Des siècles durant, les habitants de Gharian, qui culmine à environ 700 mètres d’altitude, y ont vécu, prié et enterré leurs morts. «Il y a d’abord eu les maisons troglodytes destinées aux humains et à leurs bêtes, puis les constructions conçues comme lieux de culte» – des temples juifs et églises chrétiennes dont la plupart ont été transformées par la suite en mosquées – «mais aussi des lieux de sépulture», comme le montrent des stèles tombales «qui remontent à l’époque phénicienne», poursuit l’historien.

Méthodes primitives

Cette technique de construction a également servi aux habitants pour défendre et protéger leur ville des invasions. Certaines constructions avaient un usage «purement militaire. On peut encore distinguer les vestiges des fortifications à certains endroits de la montagne et ce qui reste des tours de guet», dit l’historien.

Toutefois, quelle que soit la méthode de conception, la taille ou l’usage, le choix de l’emplacement ne peut pas être dû au hasard. Il faut connaître la nature de la roche pour éviter que le toit ne s’effondre pendant l’excavation, faite à la force des bras. «Mon cinquième arrière-grand-père a construit cette cour souterraine il y a 355 ans» avec des outils simples comme la «gouffa», un panier tissé en feuille de dattier pour transporter les gravats, et un «tajouk», une sorte de hache, raconte al-Arbi Belhaj, descendant d’une longue lignée de Ghariani.

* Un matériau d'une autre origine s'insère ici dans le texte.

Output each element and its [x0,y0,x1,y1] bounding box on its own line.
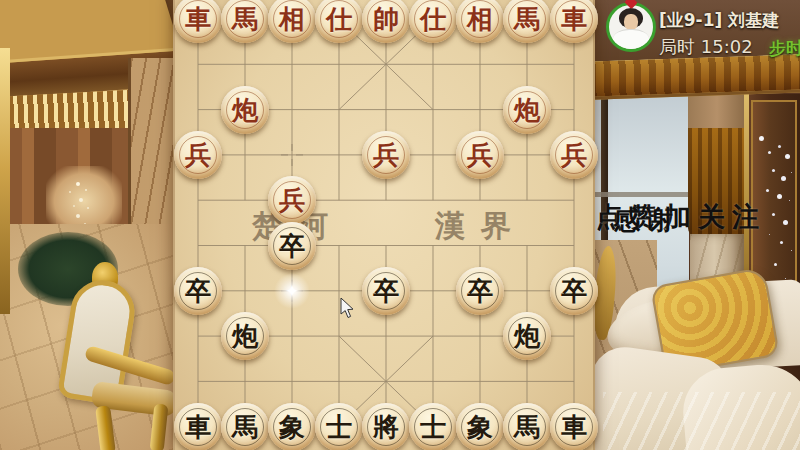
piece-black[interactable]: 馬 [221,403,269,450]
piece-character: 炮 [232,97,258,123]
piece-character: 卒 [373,278,399,304]
game-time-label: 局时 [659,36,695,57]
piece-character: 卒 [279,233,305,259]
piece-character: 卒 [467,278,493,304]
piece-black[interactable]: 將 [362,403,410,450]
piece-black[interactable]: 卒 [268,222,316,270]
column-top-marble [688,94,746,130]
piece-character: 車 [185,414,211,440]
piece-black[interactable]: 象 [456,403,504,450]
piece-character: 炮 [232,323,258,349]
player-hud: [业9-1] 刘基建 局时 15:02 步时 [0,0,800,60]
piece-character: 卒 [561,278,587,304]
follow-text-line2: 感谢 [613,202,679,238]
piece-black[interactable]: 象 [268,403,316,450]
last-move-sparkle: ✦ [274,273,310,309]
piece-black[interactable]: 士 [315,403,363,450]
piece-red[interactable]: 兵 [174,131,222,179]
chandelier-reflection [76,182,80,186]
piece-character: 士 [326,414,352,440]
piece-black[interactable]: 馬 [503,403,551,450]
piece-character: 兵 [373,142,399,168]
piece-character: 炮 [514,97,540,123]
piece-black[interactable]: 卒 [174,267,222,315]
window-frame-horizontal [593,192,689,197]
piece-red[interactable]: 炮 [503,86,551,134]
move-time-label: 步时 [769,37,800,60]
crystal-chandelier [759,136,764,141]
piece-character: 卒 [185,278,211,304]
gold-trim-strip [0,48,10,314]
piece-character: 象 [467,414,493,440]
piece-black[interactable]: 卒 [550,267,598,315]
gold-cornice [593,54,800,99]
piece-black[interactable]: 炮 [503,312,551,360]
piece-character: 車 [561,414,587,440]
stream-frame: 楚河 漢界 車馬相仕帥仕相馬車炮炮兵兵兵兵兵卒卒卒卒卒炮炮車馬象士將士象馬車 ✦… [0,0,800,450]
piece-red[interactable]: 兵 [550,131,598,179]
piece-black[interactable]: 卒 [456,267,504,315]
piece-red[interactable]: 兵 [362,131,410,179]
pieces-layer: 車馬相仕帥仕相馬車炮炮兵兵兵兵兵卒卒卒卒卒炮炮車馬象士將士象馬車 [175,0,597,450]
board[interactable]: 楚河 漢界 車馬相仕帥仕相馬車炮炮兵兵兵兵兵卒卒卒卒卒炮炮車馬象士將士象馬車 ✦ [173,0,595,450]
piece-character: 兵 [467,142,493,168]
couch-fabric-sheen [603,392,800,450]
game-timer: 局时 15:02 [659,35,753,59]
piece-black[interactable]: 車 [550,403,598,450]
left-room-background [0,0,174,450]
piece-black[interactable]: 車 [174,403,222,450]
game-time-value: 15:02 [701,36,753,57]
mouse-cursor [340,298,354,319]
piece-black[interactable]: 士 [409,403,457,450]
piece-black[interactable]: 炮 [221,312,269,360]
player-name: [业9-1] 刘基建 [659,9,779,32]
avatar-shirt [613,29,649,51]
piece-character: 兵 [185,142,211,168]
piece-character: 士 [420,414,446,440]
piece-red[interactable]: 兵 [268,176,316,224]
piece-character: 象 [279,414,305,440]
piece-character: 兵 [561,142,587,168]
piece-character: 兵 [279,187,305,213]
piece-character: 將 [373,414,399,440]
piece-red[interactable]: 兵 [456,131,504,179]
piece-character: 馬 [514,414,540,440]
piece-black[interactable]: 卒 [362,267,410,315]
piece-character: 馬 [232,414,258,440]
avatar-face [624,14,638,30]
piece-character: 炮 [514,323,540,349]
piece-red[interactable]: 炮 [221,86,269,134]
player-avatar [606,2,656,52]
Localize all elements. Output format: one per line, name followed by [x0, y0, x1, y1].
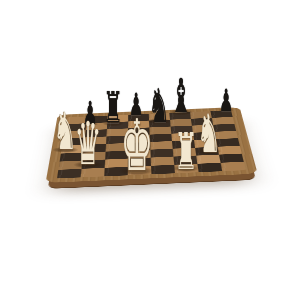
piece-black-bishop[interactable]: ♝ — [170, 73, 192, 120]
board-square[interactable] — [151, 165, 175, 175]
piece-white-rook[interactable]: ♜ — [174, 126, 197, 177]
product-photo-stage: ♟♝♟♟♜♞♞♞♛♚♜ — [0, 0, 300, 300]
board-square[interactable] — [221, 162, 246, 171]
piece-white-queen[interactable]: ♛ — [75, 115, 102, 174]
board-square[interactable] — [219, 154, 244, 163]
board-square[interactable] — [150, 149, 173, 158]
pieces-layer: ♟♝♟♟♜♞♞♞♛♚♜ — [0, 0, 300, 300]
piece-white-king[interactable]: ♚ — [121, 111, 154, 182]
piece-white-knight[interactable]: ♞ — [196, 107, 220, 160]
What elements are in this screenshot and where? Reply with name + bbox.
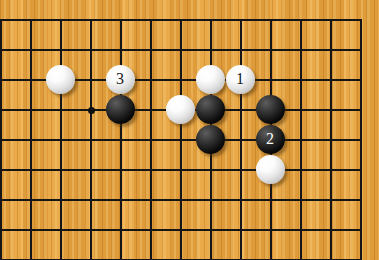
- stone-black-O16: [196, 95, 225, 124]
- stone-white-Q14: [256, 155, 285, 184]
- stone-white-move-3-L17: 3: [106, 65, 135, 94]
- stone-black-O15: [196, 125, 225, 154]
- board-intersections[interactable]: 312: [0, 5, 376, 260]
- stone-white-O17: [196, 65, 225, 94]
- stone-black-L16: [106, 95, 135, 124]
- goban: 312: [0, 0, 379, 260]
- stone-white-move-1-P17: 1: [226, 65, 255, 94]
- stone-white-J17: [46, 65, 75, 94]
- stone-black-move-2-Q15: 2: [256, 125, 285, 154]
- stone-black-Q16: [256, 95, 285, 124]
- star-point-hoshi: [88, 107, 95, 114]
- stone-white-N16: [166, 95, 195, 124]
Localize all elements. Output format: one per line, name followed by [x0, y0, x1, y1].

«Autour de la cour carrée à ciel ouvert au centre du « damous », huit familles de neuf membres au moins se partageaient les lieux», dit-il. Aujourd’hui, ce propriétaire de la plus ancienne maison troglodyte de Gharian se vante d’être le «dernier petit-fils à y être né», en 1967.

Attraction touristique

Peu fréquentées en raison de l’insécurité qui règne dans le pays depuis la chute du régime de Mouammar Kadhafi, en 2011, les villes berbères du Jabal Nefoussa avec leurs maisons troglodytes ont longtemps été une attraction touristique. Dès 1936, l’Italie, ex-puissance coloniale en Libye, lui accordait déjà de l’importance en publiant «le premier guide touristique mettant à l’honneur» ces constructions primitives aujourd’hui abandonnées par leurs propriétaires au profit de logements standards.

Certaines habitations sont vieilles de plus de 2 300 ans mais peu d’entre elles ont laissé de traces. Une dizaine tiennent encore debout mais une seule habitation troglodyte a résisté et sert aujourd’hui de «maison témoin». Occupé jusqu’en 1990, le «damous» de la famille Belhaj est devenu, après restauration, une attraction touristique.

Les visiteurs peuvent déambuler de pièce en pièce, en contrepartie d’une petite somme symbolique. «L’entrée coûte l’équivalent d’un dollar lorsqu’on est libyen, deux dollars s’il s’agit d’un étranger», explique al-Arbi Belhaj. Les familles s’y rendent le week-end pour découvrir ces espaces insolites, prendre une tasse de thé ou bien «se réunir autour d’un repas».